Kerangka Kerja Kekeringan Ekologis: Paparan, Sensitivitas, dan Dampak

Kekeringan adalah fenomena yang mempengaruhi manusia dan alam. Dalam gambar di atas, kerangka kerja kekeringan ekologis dijelaskan dengan rinci. Kekeringan menyebabkan dampak pada penggunaan lahan dan air, perubahan iklim, karakteristik lanskap, manajemen sumber daya alam, dan dampak pada layanan ekosistem.
Paparan
Penggunaan lahan dan air oleh manusia meningkatkan paparan kekeringan. Perubahan iklim juga berkontribusi dengan meningkatkan frekuensi dan intensitas kekeringan. Dalam konteks ini, kita harus memahami bahwa kekeringan meteorologis dan karakteristik lanskap juga memainkan peran penting dalam menentukan sejauh mana manusia dan alam terpapar kekeringan.
Sensitivitas
Manajemen sumber daya alam yang tidak tepat dapat meningkatkan sensitivitas terhadap kekeringan. Karakteristik ekologi seperti keanekaragaman spesies dan ketahanan ekosistem juga memainkan peranan penting dalam menentukan sejauh mana suatu ekosistem sensitif terhadap kekeringan.
Dampak
Layanan ekosistem terpengaruh; ini mencakup kesejahteraan manusia dan kesehatan ekosistem. Dampak kekeringan pada layanan ekosistem dapat mencakup penurunan kualitas dan kuantitas air yang mempengaruhi mata pencaharian dan kesejahteraan manusia.
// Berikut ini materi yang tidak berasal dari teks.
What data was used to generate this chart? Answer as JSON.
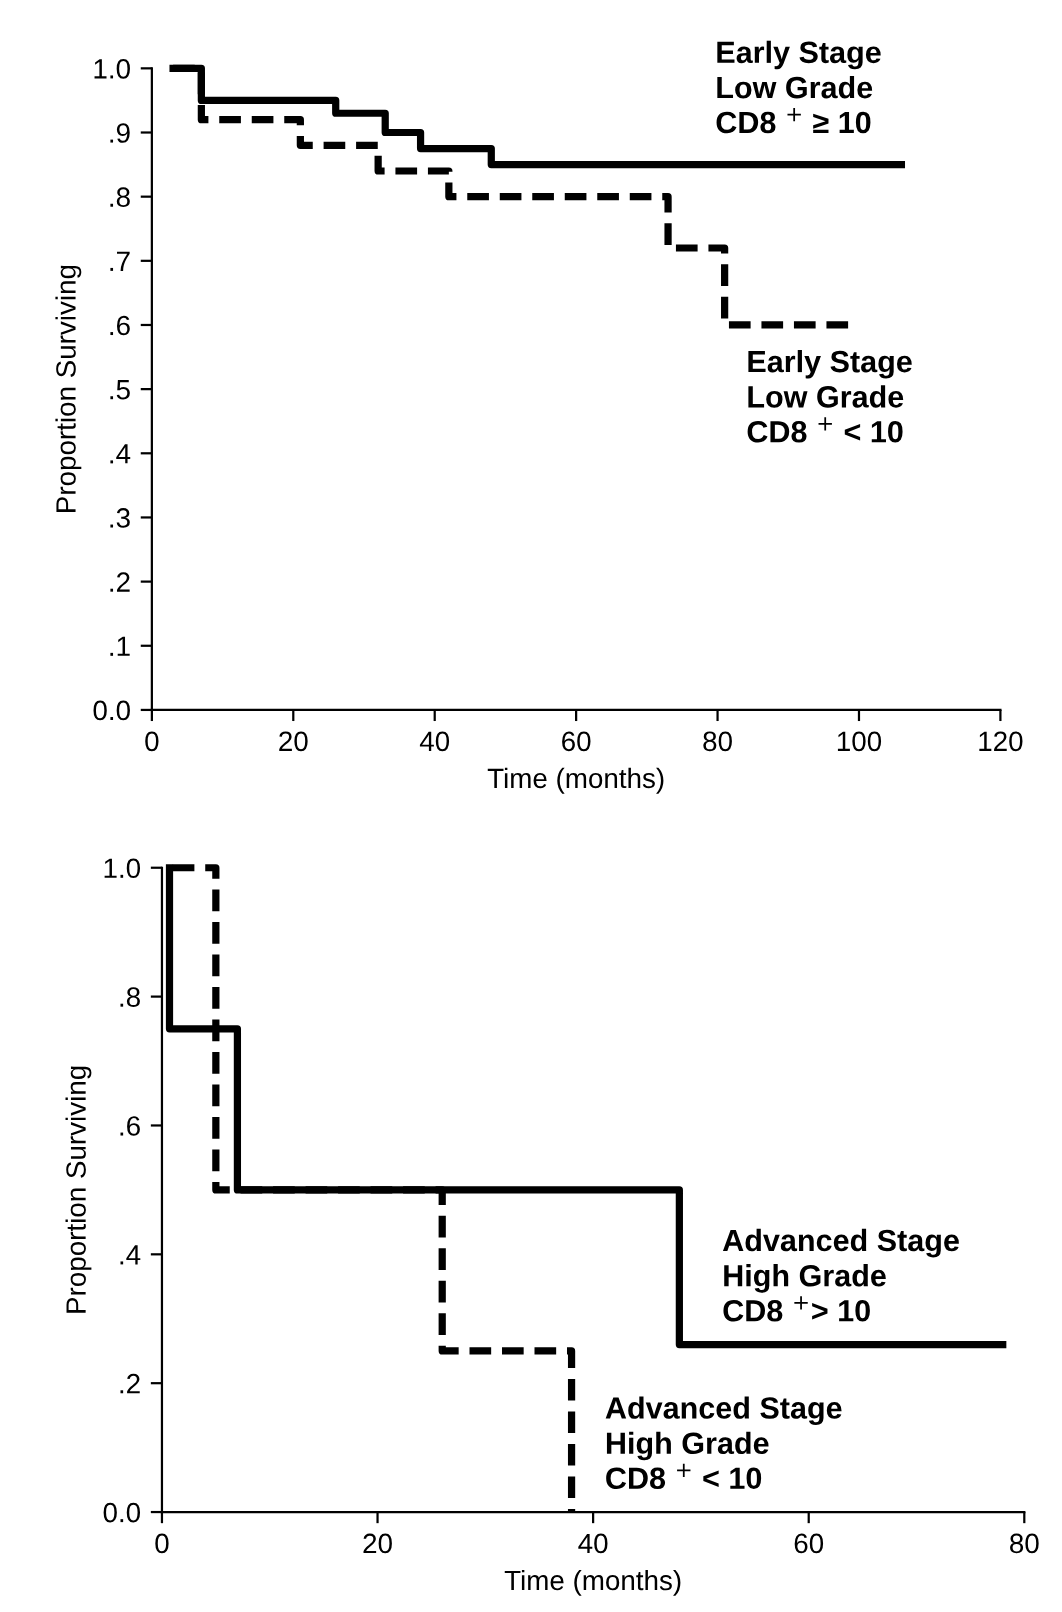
{
  "chart_data": [
    {
      "type": "step",
      "xlabel": "Time (months)",
      "ylabel": "Proportion Surviving",
      "xlim": [
        0,
        120
      ],
      "ylim": [
        0,
        1.0
      ],
      "xticks": [
        0,
        20,
        40,
        60,
        80,
        100,
        120
      ],
      "yticks": [
        {
          "value": 0,
          "label": "0.0"
        },
        {
          "value": 0.1,
          "label": ".1"
        },
        {
          "value": 0.2,
          "label": ".2"
        },
        {
          "value": 0.3,
          "label": ".3"
        },
        {
          "value": 0.4,
          "label": ".4"
        },
        {
          "value": 0.5,
          "label": ".5"
        },
        {
          "value": 0.6,
          "label": ".6"
        },
        {
          "value": 0.7,
          "label": ".7"
        },
        {
          "value": 0.8,
          "label": ".8"
        },
        {
          "value": 0.9,
          "label": ".9"
        },
        {
          "value": 1.0,
          "label": "1.0"
        }
      ],
      "grid": false,
      "legend": false,
      "series": [
        {
          "name": "Early Stage\nLow Grade\nCD8 $^{+}$ ≥ 10",
          "color": "#000000",
          "line_style": "solid",
          "x": [
            3,
            7,
            26,
            33,
            38,
            48,
            106
          ],
          "values": [
            1.0,
            0.95,
            0.93,
            0.9,
            0.875,
            0.85,
            0.85
          ]
        },
        {
          "name": "Early Stage\nLow Grade\nCD8 $^{+}$ < 10",
          "color": "#000000",
          "line_style": "dashed",
          "x": [
            3,
            7,
            21,
            32,
            42,
            73,
            81,
            99
          ],
          "values": [
            1.0,
            0.92,
            0.88,
            0.84,
            0.8,
            0.72,
            0.6,
            0.6
          ]
        }
      ]
    },
    {
      "type": "step",
      "xlabel": "Time (months)",
      "ylabel": "Proportion Surviving",
      "xlim": [
        0,
        80
      ],
      "ylim": [
        0,
        1.0
      ],
      "xticks": [
        0,
        20,
        40,
        60,
        80
      ],
      "yticks": [
        {
          "value": 0,
          "label": "0.0"
        },
        {
          "value": 0.2,
          "label": ".2"
        },
        {
          "value": 0.4,
          "label": ".4"
        },
        {
          "value": 0.6,
          "label": ".6"
        },
        {
          "value": 0.8,
          "label": ".8"
        },
        {
          "value": 1.0,
          "label": "1.0"
        }
      ],
      "grid": false,
      "legend": false,
      "series": [
        {
          "name": "Advanced Stage\nHigh Grade\nCD8 $^{+}$> 10",
          "color": "#000000",
          "line_style": "solid",
          "x": [
            0.7,
            0.7,
            7,
            48,
            78
          ],
          "values": [
            1.0,
            0.75,
            0.5,
            0.26,
            0.26
          ]
        },
        {
          "name": "Advanced Stage\nHigh Grade\nCD8 $^{+}$ < 10",
          "color": "#000000",
          "line_style": "dashed",
          "x": [
            1,
            5,
            26,
            38
          ],
          "values": [
            1.0,
            0.5,
            0.25,
            0.0
          ]
        }
      ]
    }
  ]
}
Dalam menghadapi kekeringan, kita harus mempertimbangkan bagaimana manusia dan alam mempengaruhi dan merespons kekeringan. Dengan memahami kerangka kerja kekeringan ekologis, kita dapat merencanakan strategi yang lebih baik untuk mengurangi kerentanan terhadap kekeringan dan menciptakan situasi menang-menang bagi manusia dan alam.